Disobedience
A child doesn’t turn out the way the parent hopes,
so what’s there to love? I love you,
bumblebee. I say it to my dog. A spider hangs
in an unlit room with nothing to hold onto.
The dog stretches, the snow waits. What’s inside
him yearns to be outside, and what’s outside
wants to come in——constant and warring this holding
of the line, a body for touching, to be touched, warmth
against warmth. What separates us is suicide.
You believe it so readily. The process of transformation
consisting almost entirely of decay. When you howl
in an empty room you have to remember you’re howling
in every room, discovering again that all the rooms
are the same room, so go ahead, waste what can’t be kept.
One tenth of nothing is not nothing, but relentless
logic: a well-intentioned parent with a knife cannot
learn to love, neither can the gash in the child,
nor child herself. I brush the hair out of my dog’s
eyes and I brush it back in again. To which world
am I tethered: the one I see or the one I don’t?
Like Life
1
In this town, the sea is a wardrobe.
I walk to the lighthouse
to enjoy a croissant; I sit at the edge, gaze
back at town. Already a woman who isn’t me
is savoring her lunch on my balcony:
she sips from my cup, turns the pages of my book.
Does she know her dead brother, what he ate before he died?

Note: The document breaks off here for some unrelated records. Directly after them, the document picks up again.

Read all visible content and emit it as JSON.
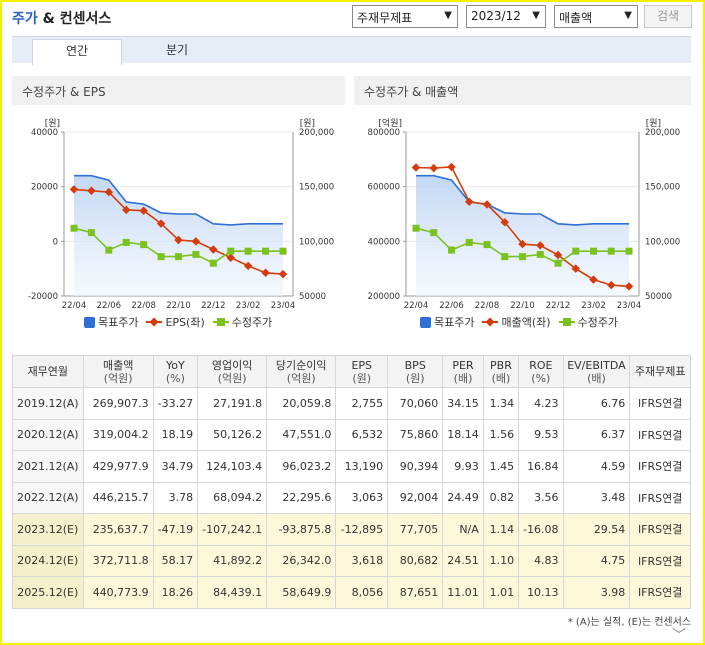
{
  "header": {
    "title_highlight": "주가",
    "title_rest": " & 컨센서스",
    "select_type": "주재무제표",
    "select_period": "2023/12",
    "select_metric": "매출액",
    "search_label": "검색"
  },
  "tabs": [
    {
      "label": "연간",
      "active": true
    },
    {
      "label": "분기",
      "active": false
    }
  ],
  "chart_left": {
    "title": "수정주가 & EPS",
    "left_unit": "[원]",
    "right_unit": "[원]",
    "left_ticks": [
      "40000",
      "20000",
      "0",
      "-20000"
    ],
    "right_ticks": [
      "200,000",
      "150,000",
      "100,000",
      "50000"
    ],
    "legend": [
      "목표주가",
      "EPS(좌)",
      "수정주가"
    ]
  },
  "chart_right": {
    "title": "수정주가 & 매출액",
    "left_unit": "[억원]",
    "right_unit": "[원]",
    "left_ticks": [
      "800000",
      "600000",
      "400000",
      "200000"
    ],
    "right_ticks": [
      "200,000",
      "150,000",
      "100,000",
      "50000"
    ],
    "legend": [
      "목표주가",
      "매출액(좌)",
      "수정주가"
    ]
  },
  "chart_data": [
    {
      "type": "line",
      "title": "수정주가 & EPS",
      "x": [
        "22/04",
        "22/05",
        "22/06",
        "22/07",
        "22/08",
        "22/09",
        "22/10",
        "22/11",
        "22/12",
        "23/01",
        "23/02",
        "23/03",
        "23/04"
      ],
      "x_tick_labels": [
        "22/04",
        "22/06",
        "22/08",
        "22/10",
        "22/12",
        "23/02",
        "23/04"
      ],
      "ylim_left": [
        -20000,
        40000
      ],
      "ylim_right": [
        50000,
        200000
      ],
      "series": [
        {
          "name": "목표주가",
          "axis": "right",
          "style": "area",
          "color": "#2f6fd6",
          "values": [
            160000,
            160000,
            156000,
            136000,
            134000,
            126000,
            125000,
            125000,
            116000,
            115000,
            116000,
            116000,
            116000
          ]
        },
        {
          "name": "EPS(좌)",
          "axis": "left",
          "style": "line-diamond",
          "color": "#d43c0c",
          "values": [
            19000,
            18500,
            18000,
            11500,
            11200,
            6500,
            500,
            0,
            -3000,
            -6000,
            -9000,
            -11500,
            -12000
          ]
        },
        {
          "name": "수정주가",
          "axis": "right",
          "style": "line-square",
          "color": "#7cc21e",
          "values": [
            112000,
            108000,
            92000,
            99000,
            97000,
            86000,
            86000,
            88000,
            80000,
            91000,
            91000,
            91000,
            91000
          ]
        }
      ]
    },
    {
      "type": "line",
      "title": "수정주가 & 매출액",
      "x": [
        "22/04",
        "22/05",
        "22/06",
        "22/07",
        "22/08",
        "22/09",
        "22/10",
        "22/11",
        "22/12",
        "23/01",
        "23/02",
        "23/03",
        "23/04"
      ],
      "x_tick_labels": [
        "22/04",
        "22/06",
        "22/08",
        "22/10",
        "22/12",
        "23/02",
        "23/04"
      ],
      "ylim_left": [
        200000,
        800000
      ],
      "ylim_right": [
        50000,
        200000
      ],
      "series": [
        {
          "name": "목표주가",
          "axis": "right",
          "style": "area",
          "color": "#2f6fd6",
          "values": [
            160000,
            160000,
            156000,
            136000,
            134000,
            126000,
            125000,
            125000,
            116000,
            115000,
            116000,
            116000,
            116000
          ]
        },
        {
          "name": "매출액(좌)",
          "axis": "left",
          "style": "line-diamond",
          "color": "#d43c0c",
          "values": [
            670000,
            668000,
            672000,
            545000,
            535000,
            470000,
            390000,
            385000,
            350000,
            300000,
            260000,
            240000,
            235000
          ]
        },
        {
          "name": "수정주가",
          "axis": "right",
          "style": "line-square",
          "color": "#7cc21e",
          "values": [
            112000,
            108000,
            92000,
            99000,
            97000,
            86000,
            86000,
            88000,
            80000,
            91000,
            91000,
            91000,
            91000
          ]
        }
      ]
    }
  ],
  "table": {
    "headers": [
      {
        "main": "재무연월",
        "sub": ""
      },
      {
        "main": "매출액",
        "sub": "(억원)"
      },
      {
        "main": "YoY",
        "sub": "(%)"
      },
      {
        "main": "영업이익",
        "sub": "(억원)"
      },
      {
        "main": "당기순이익",
        "sub": "(억원)"
      },
      {
        "main": "EPS",
        "sub": "(원)"
      },
      {
        "main": "BPS",
        "sub": "(원)"
      },
      {
        "main": "PER",
        "sub": "(배)"
      },
      {
        "main": "PBR",
        "sub": "(배)"
      },
      {
        "main": "ROE",
        "sub": "(%)"
      },
      {
        "main": "EV/EBITDA",
        "sub": "(배)"
      },
      {
        "main": "주재무제표",
        "sub": ""
      }
    ],
    "rows": [
      {
        "estimate": false,
        "cells": [
          "2019.12(A)",
          "269,907.3",
          "-33.27",
          "27,191.8",
          "20,059.8",
          "2,755",
          "70,060",
          "34.15",
          "1.34",
          "4.23",
          "6.76",
          "IFRS연결"
        ]
      },
      {
        "estimate": false,
        "cells": [
          "2020.12(A)",
          "319,004.2",
          "18.19",
          "50,126.2",
          "47,551.0",
          "6,532",
          "75,860",
          "18.14",
          "1.56",
          "9.53",
          "6.37",
          "IFRS연결"
        ]
      },
      {
        "estimate": false,
        "cells": [
          "2021.12(A)",
          "429,977.9",
          "34.79",
          "124,103.4",
          "96,023.2",
          "13,190",
          "90,394",
          "9.93",
          "1.45",
          "16.84",
          "4.59",
          "IFRS연결"
        ]
      },
      {
        "estimate": false,
        "cells": [
          "2022.12(A)",
          "446,215.7",
          "3.78",
          "68,094.2",
          "22,295.6",
          "3,063",
          "92,004",
          "24.49",
          "0.82",
          "3.56",
          "3.48",
          "IFRS연결"
        ]
      },
      {
        "estimate": true,
        "cells": [
          "2023.12(E)",
          "235,637.7",
          "-47.19",
          "-107,242.1",
          "-93,875.8",
          "-12,895",
          "77,705",
          "N/A",
          "1.14",
          "-16.08",
          "29.54",
          "IFRS연결"
        ]
      },
      {
        "estimate": true,
        "cells": [
          "2024.12(E)",
          "372,711.8",
          "58.17",
          "41,892.2",
          "26,342.0",
          "3,618",
          "80,682",
          "24.51",
          "1.10",
          "4.83",
          "4.75",
          "IFRS연결"
        ]
      },
      {
        "estimate": true,
        "cells": [
          "2025.12(E)",
          "440,773.9",
          "18.26",
          "84,439.1",
          "58,649.9",
          "8,056",
          "87,651",
          "11.01",
          "1.01",
          "10.13",
          "3.98",
          "IFRS연결"
        ]
      }
    ]
  },
  "footnote": "* (A)는 실적, (E)는 컨센서스",
  "icons": {
    "select_arrow": "chevron-down-icon",
    "more": "chevron-down-icon"
  }
}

She looks like me so exactly, I might be a notion.
2
Now I’m an old and future friend
of myself. I love me as a brother,
will kill me as a traitor. Die hard,
die here. It’s not a town, it is
a cemetery. There is no one who isn’t
unspent, not up ahead somewhere
like a shadow that precedes you, checking
all the corners.
3
My brother distrusted his own life;
I still won’t eat any meat I cook
medium-rare. I’m no fool, animals
must be leashed or held. It happens
all the time, although it never happens.
He stole garnishes off my plate,
waiting for me to notice.
4
Pointed scissors, blunt scissors,
thinning scissors, left
-handed scissors,
ceremonial scissors, bird
scissors, herb scissors,
surgical scissors, scissor
sister, scissors with the ears of a dog.
5
I dream of a wooden sailboat
passed down through generations.
One day in the town port I pass
the actual boat——brightwork, mast, and hull.
I walk down the dock to get closer and
inside smiling is a woman sunning herself,
hand extended for me to take.
6
Before we slid my brother into the crematory chamber,
I clasped his hands, each of us at the ends of each other’s tethers.
Even the grapefruits went in.
7
This morning I woke up again before my alarm.
Accept the bad dreams and the good, I say.
When I turned over and turned back the covers
I found my mouthguard lying there. I ran
my tongue over my teeth, and alarmed, put it back on.
Outside, the sea crashed below my balcony,
a small Maritime Gendarmerie boat
searching for something near the lighthouse.